Telekom beendet klassisches Festnetz – doch die neuen Tarife sind überteuert

Kurz: Die Telekom stellt reine Telefonanschlüsse ein. Kunden müssen auf Mobilfunk-Lösungen umsteigen, was oft mit deutlich höheren monatlichen Kosten verbunden ist.

Das Ende einer Ära: Die Telekom stellt reine Telefonanschlüsse um

Die Deutsche Telekom vollzieht einen bedeutenden technologischen Wandel, der über 1,3 Millionen Kunden direkt betrifft. Bisher hielten diese Nutzer an einem klassischen Telefonanschluss fest, der ohne eine Internetoption auskommt oder bei dem der Netzzugang über alternative Wege realisiert wurde.

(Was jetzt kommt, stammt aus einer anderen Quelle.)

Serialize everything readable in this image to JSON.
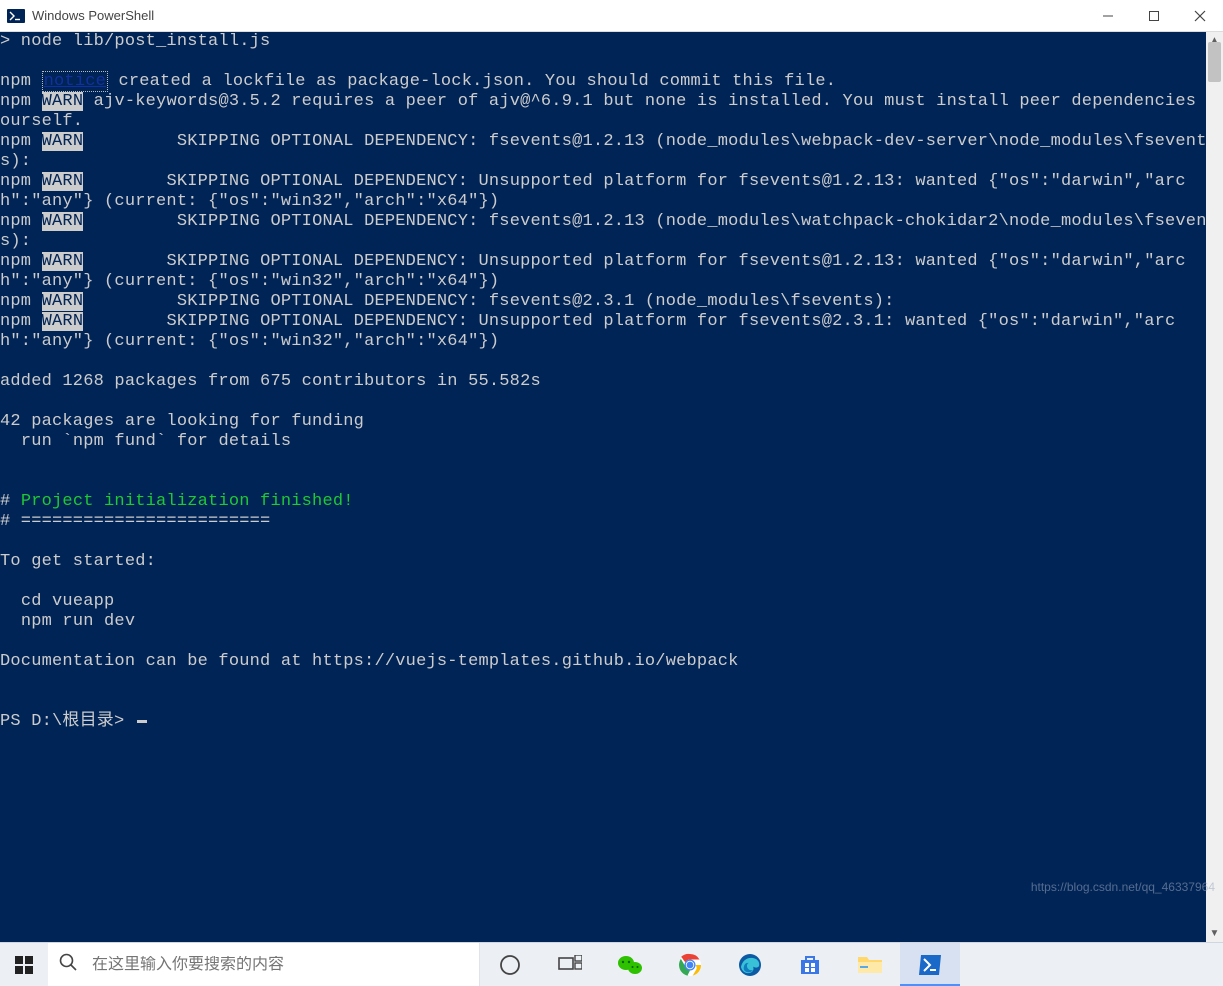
{
  "window": {
    "title": "Windows PowerShell"
  },
  "titlebar_buttons": {
    "minimize": "minimize",
    "maximize": "maximize",
    "close": "close"
  },
  "terminal": {
    "command_line": "> node lib/post_install.js",
    "npm": "npm",
    "notice": "notice",
    "warn": "WARN",
    "lockfile_msg": " created a lockfile as package-lock.json. You should commit this file.",
    "ajv_msg": " ajv-keywords@3.5.2 requires a peer of ajv@^6.9.1 but none is installed. You must install peer dependencies yourself.",
    "skip1": "         SKIPPING OPTIONAL DEPENDENCY: fsevents@1.2.13 (node_modules\\webpack-dev-server\\node_modules\\fsevents):",
    "skip2a": "        SKIPPING OPTIONAL DEPENDENCY: Unsupported platform for fsevents@1.2.13: wanted {\"os\":\"darwin\",\"arch\":\"any\"}",
    "skip2b": " (current: {\"os\":\"win32\",\"arch\":\"x64\"})",
    "skip3a": "         SKIPPING OPTIONAL DEPENDENCY: fsevents@1.2.13 (node_modules\\watchpack-chokidar2\\node_modules\\fsevents):",
    "skip4a": "        SKIPPING OPTIONAL DEPENDENCY: Unsupported platform for fsevents@1.2.13: wanted {\"os\":\"darwin\",\"arch\":\"any\"}",
    "skip4b": " (current: {\"os\":\"win32\",\"arch\":\"x64\"})",
    "skip5": "         SKIPPING OPTIONAL DEPENDENCY: fsevents@2.3.1 (node_modules\\fsevents):",
    "skip6a": "        SKIPPING OPTIONAL DEPENDENCY: Unsupported platform for fsevents@2.3.1: wanted {\"os\":\"darwin\",\"arch\":\"any\"}",
    "skip6b": " (current: {\"os\":\"win32\",\"arch\":\"x64\"})",
    "added": "added 1268 packages from 675 contributors in 55.582s",
    "funding1": "42 packages are looking for funding",
    "funding2": "  run `npm fund` for details",
    "hash_line": "# ========================",
    "proj_init_hash": "# ",
    "proj_init": "Project initialization finished!",
    "get_started": "To get started:",
    "cd": "  cd vueapp",
    "rundev": "  npm run dev",
    "docs": "Documentation can be found at https://vuejs-templates.github.io/webpack",
    "prompt": "PS D:\\根目录> "
  },
  "taskbar": {
    "search_placeholder": "在这里输入你要搜索的内容",
    "icons": [
      "cortana",
      "task-view",
      "wechat",
      "chrome",
      "edge",
      "store",
      "explorer",
      "powershell"
    ]
  },
  "watermark": "https://blog.csdn.net/qq_46337964"
}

Nun hat das Unternehmen beschlossen, diese verbliebenen Altverträge endgültig zu beenden. Für die betroffenen Haushalte bedeutet dies, dass sie ihr gewohntes Nutzungsverhalten anpassen müssen, da die bisherige Infrastruktur abgeschaltet wird. Die Umstellung zwingt Kunden dazu, sich mit neuen technischen Lösungen auseinanderzusetzen, die primär auf Mobilfunktechnologie basieren. Wer diesen Schritt nicht proaktiv gestaltet, läuft Gefahr, in teurere Tarifmodelle zu rutschen oder den Anschluss an das Telefonnetz zu verlieren. Die Telekom begründet diesen Schritt mit der Notwendigkeit, veraltete Systeme durch moderne, funkbasierte Lösungen zu ersetzen, um den Betrieb langfristig effizient zu gestalten. Für viele Nutzer, die bisher bewusst auf Internetdienste verzichtet haben, stellt diese erzwungene Migration eine erhebliche Hürde dar, da sie nun Hardware nutzen müssen, die sie zuvor nicht benötigten.

Technische Details und die neue Kostenstruktur

Um die Umstellung zu ermöglichen, bietet die Telekom das System „Call Connect via Funk“ an. Kunden, die ihre Festnetznummer behalten und ihre gewohnten Telefone weiterverwenden möchten, müssen eine spezielle Box zwischen das Endgerät und die vorhandene Telefonbuchse schalten. In dieser Box befindet sich eine SIM-Karte, welche die Verbindung zum Mobilfunknetz herstellt. Diese Hardware ist jedoch nicht kostenlos: Kunden müssen entweder eine monatliche Gebühr von 3,95 Euro entrichten oder das Gerät einmalig für 100 Euro erwerben. Die eigentlichen Tarife sind dabei der größte Kostenfaktor. Der Tarif „Call Basic via Funk“ schlägt mit 22,95 Euro pro Monat zu Buche und beinhaltet lediglich 120 Freiminuten für Telefonate. Wer dieses Kontingent überschreitet, zahlt pro Minute 2,9 Cent für Gespräche ins deutsche Festnetz und 19 Cent für Anrufe in Mobilfunknetze. Wer eine Flatrate für unbegrenzte Telefonate ins deutsche Festnetz wünscht, muss zum Tarif „Call Comfort via Funk“ greifen, der monatlich 32,45 Euro kostet – zuzüglich der Kosten für die notwendige Box. Diese Preisgestaltung führt dazu, dass viele Kunden nach der Umstellung deutlich höhere monatliche Fixkosten tragen müssen als zuvor bei ihren reinen Telefonverträgen.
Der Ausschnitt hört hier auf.